Prenons comme exemple le récit originel de la génèse selon la bible : Après avoir crée le monde en six jours, Dieu forme ADAM, le premier "homme", à partir de poussière. Celui-ci vit dans le jardin d'Eden en cultivant la terre et en mangeant les fruits qui s'y trouvent, à l'exception du fruit défendu qui pousse sur l'arbre de la connaissance du bien et du mal. Puis voyant qu'Adam se sent seul malgré qu'il soit entouré d'animaux, il façonne EVE à partir de l'une de ses côtes, après l'avoir plongé dans un profond sommeil. C'est la première polarité/dualité sexuelle. Il s'ensuit l'épisode de la tentation par le serpent: Malgré l'interdiction, Adam et Eve mangent le fruit défendu qui est sensé les rendre semblables à Dieu en leur "ouvrant les yeux". C'est le fameux péché originel qui entraine la chute de l'humanité. Adam et Eve sont alors condamnés à travailler, enfanter dans la douleur, et devenir mortels.
Naturellement, (com)prise littéralement, une telle histoire ne convaincrait pas un enfant de cinq ans. Mais si l'on prend du recul, de multiples interprétations s'offrent à nous en fonction de la signification que l'on donne à chacun des symboles qui composent cette histoire. Il est tout à fait possible de rejeter ce que la religion catholique a fait de ce récit, sans jeter le bébé avec l'eau du bain. Comme nous allons le voir à présent, un enseignement non-duel tel qu'un Cours en Miracles propose une autre version. Celle-ci est difficile à entendre, non parce qu'elle est illogique ou farfelue, mais simplement parce que les dogmes de la bible se sont cristallisés dans notre inconscient collectif au fil des siècles. Nous préférons alors écouter (voir croire) une histoire à dormir debout qui nous est familière plutôt qu'une approche plus cohérente et plus subtile qui dérange notre confort d'esprit et nos croyances.
La métaphore proposée par un Cours en miracles nous enseigne donc qu’au départ (ou plutot hors du temps, avant le temps) Dieu est tout ce qui EST. Dieu est la première cause, et la seule.

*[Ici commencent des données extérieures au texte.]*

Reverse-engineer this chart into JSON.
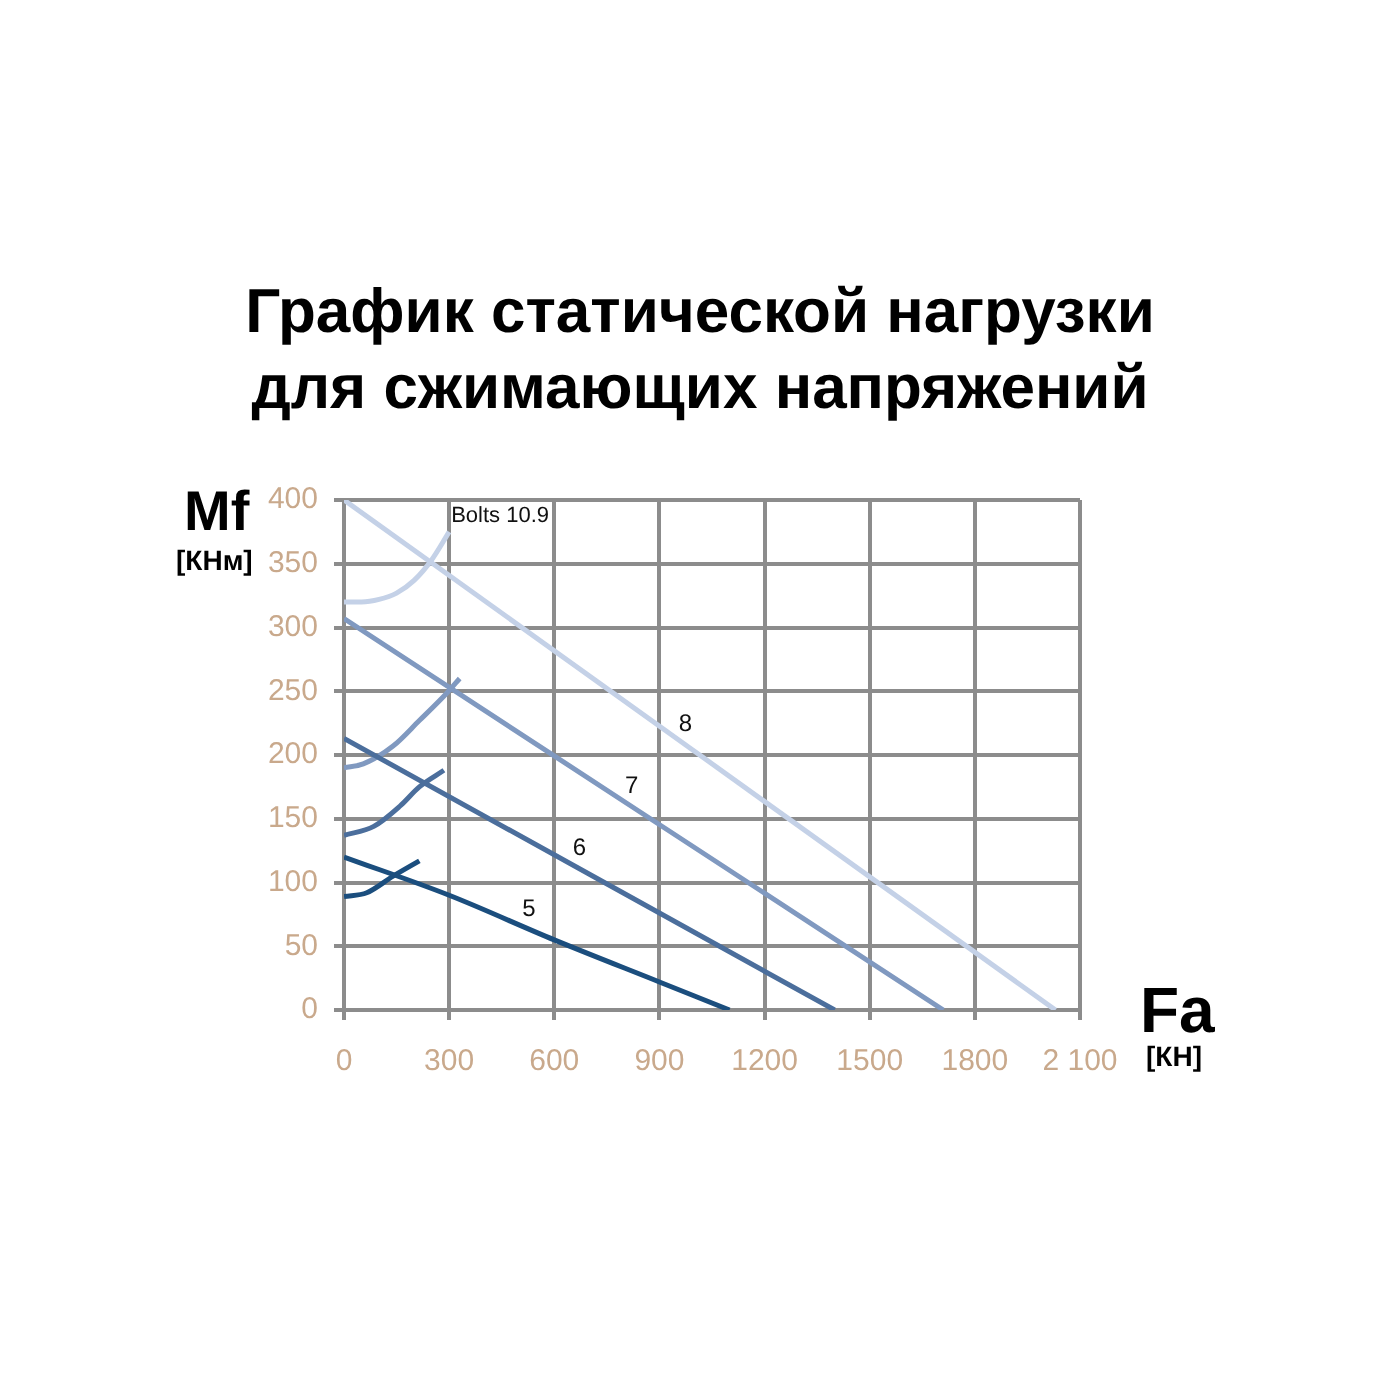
{
  "chart_data": {
    "type": "line",
    "title": "График статической нагрузки для сжимающих напряжений",
    "xlabel": "Fa [КН]",
    "ylabel": "Mf [КНм]",
    "xlim": [
      0,
      2100
    ],
    "xticks": [
      0,
      300,
      600,
      900,
      1200,
      1500,
      1800,
      {
        "value": 2100,
        "label": "2 100"
      }
    ],
    "ylim": [
      0,
      400
    ],
    "yticks": [
      0,
      50,
      100,
      150,
      200,
      250,
      300,
      350,
      400
    ],
    "grid": true,
    "marker": "none",
    "annotations": [
      {
        "text": "Bolts 10.9",
        "x": 300,
        "y": 375
      }
    ],
    "series": [
      {
        "name": "5",
        "color": "#1b4e7e",
        "x": [
          0,
          300,
          600,
          900,
          1100
        ],
        "values": [
          120,
          90,
          55,
          22,
          0
        ]
      },
      {
        "color": "#1b4e7e",
        "x": [
          0,
          65,
          140,
          215
        ],
        "values": [
          89,
          92,
          105,
          117
        ]
      },
      {
        "name": "6",
        "color": "#4b6e9c",
        "x": [
          0,
          1400
        ],
        "values": [
          213,
          0
        ]
      },
      {
        "color": "#4b6e9c",
        "x": [
          0,
          85,
          160,
          215,
          285
        ],
        "values": [
          137,
          144,
          160,
          175,
          188
        ]
      },
      {
        "name": "7",
        "color": "#8099c0",
        "x": [
          0,
          1710
        ],
        "values": [
          307,
          0
        ]
      },
      {
        "color": "#8099c0",
        "x": [
          0,
          55,
          140,
          215,
          295,
          330
        ],
        "values": [
          190,
          193,
          207,
          227,
          249,
          260
        ]
      },
      {
        "name": "8",
        "color": "#c4d1e7",
        "x": [
          0,
          2030
        ],
        "values": [
          400,
          0
        ]
      },
      {
        "color": "#c4d1e7",
        "x": [
          0,
          50,
          100,
          150,
          200,
          250,
          300
        ],
        "values": [
          320,
          320,
          322,
          327,
          337,
          353,
          375
        ]
      }
    ]
  }
}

Il a créé son unique fils, qui est l’effet : “la Filialité”. Ils cohabitent en parfaite harmonie et sont à jamais inséparables. La filialité crée, “s'augmente” à la manière de Dieu, en s’étendant continuellement, en Esprit (pas de façon spatiale). Disons-le; la « création » au Ciel est incompréhensible de notre point de vue et n’a pas le même sens que celui donné dans ce monde, ou nous “ faisons des choses”. Notre mental et notre langage excessivement limités peuvent-il décrire ce qui est illimité, infini, au-delà de l’espace et du temps, hors de toute perception et de toute conscience ? Il s'agit d' une expérience que chacun vivra le moment venu. Mais si l'unité de Dieu est inaltérable, qu'est-il donc arrivé au ciel pour en arriver à notre condition actuelle ?
Toujours selon un Cours en miracles, une partie de l’esprit du fils de Dieu s’est assoupi et une idée insensée lui a traversé l’esprit pendant son rêve : « Est-il possible d’avoir plus que tout ? Est-il possible d’obtenir l’amour de Dieu de façon particulière ? Est-il possible d’exister à part de Lui, dans une identité distincte, de façon indépendante, différente et autonome ? ». Une partie de la Filialité (le fils de Dieu) a « succombé » en ne réalisant pas immédiatement l’impossibilité de cette idée. En effet, Il est impossible de rompre la continuité de Dieu et de son fils, mais il est possible de rompre la communication au sein d’un rêve. Dans ce rêve, le fils de Dieu semble disposer de pouvoirs « spéciaux » sous la forme d’une volonté particulière à part de celle de son Père. Cette idée folle prise au sérieux a semblé nous (Filialité) propulser immédiatement hors du pur esprit de Dieu, lequel ne peut concevoir autre chose que la parfaite unité. Il s’en suivra un rêve toujours plus profond et obscure de séparation et de fragmentation dans les différents niveaux de la dualité, de la forme et de la matière.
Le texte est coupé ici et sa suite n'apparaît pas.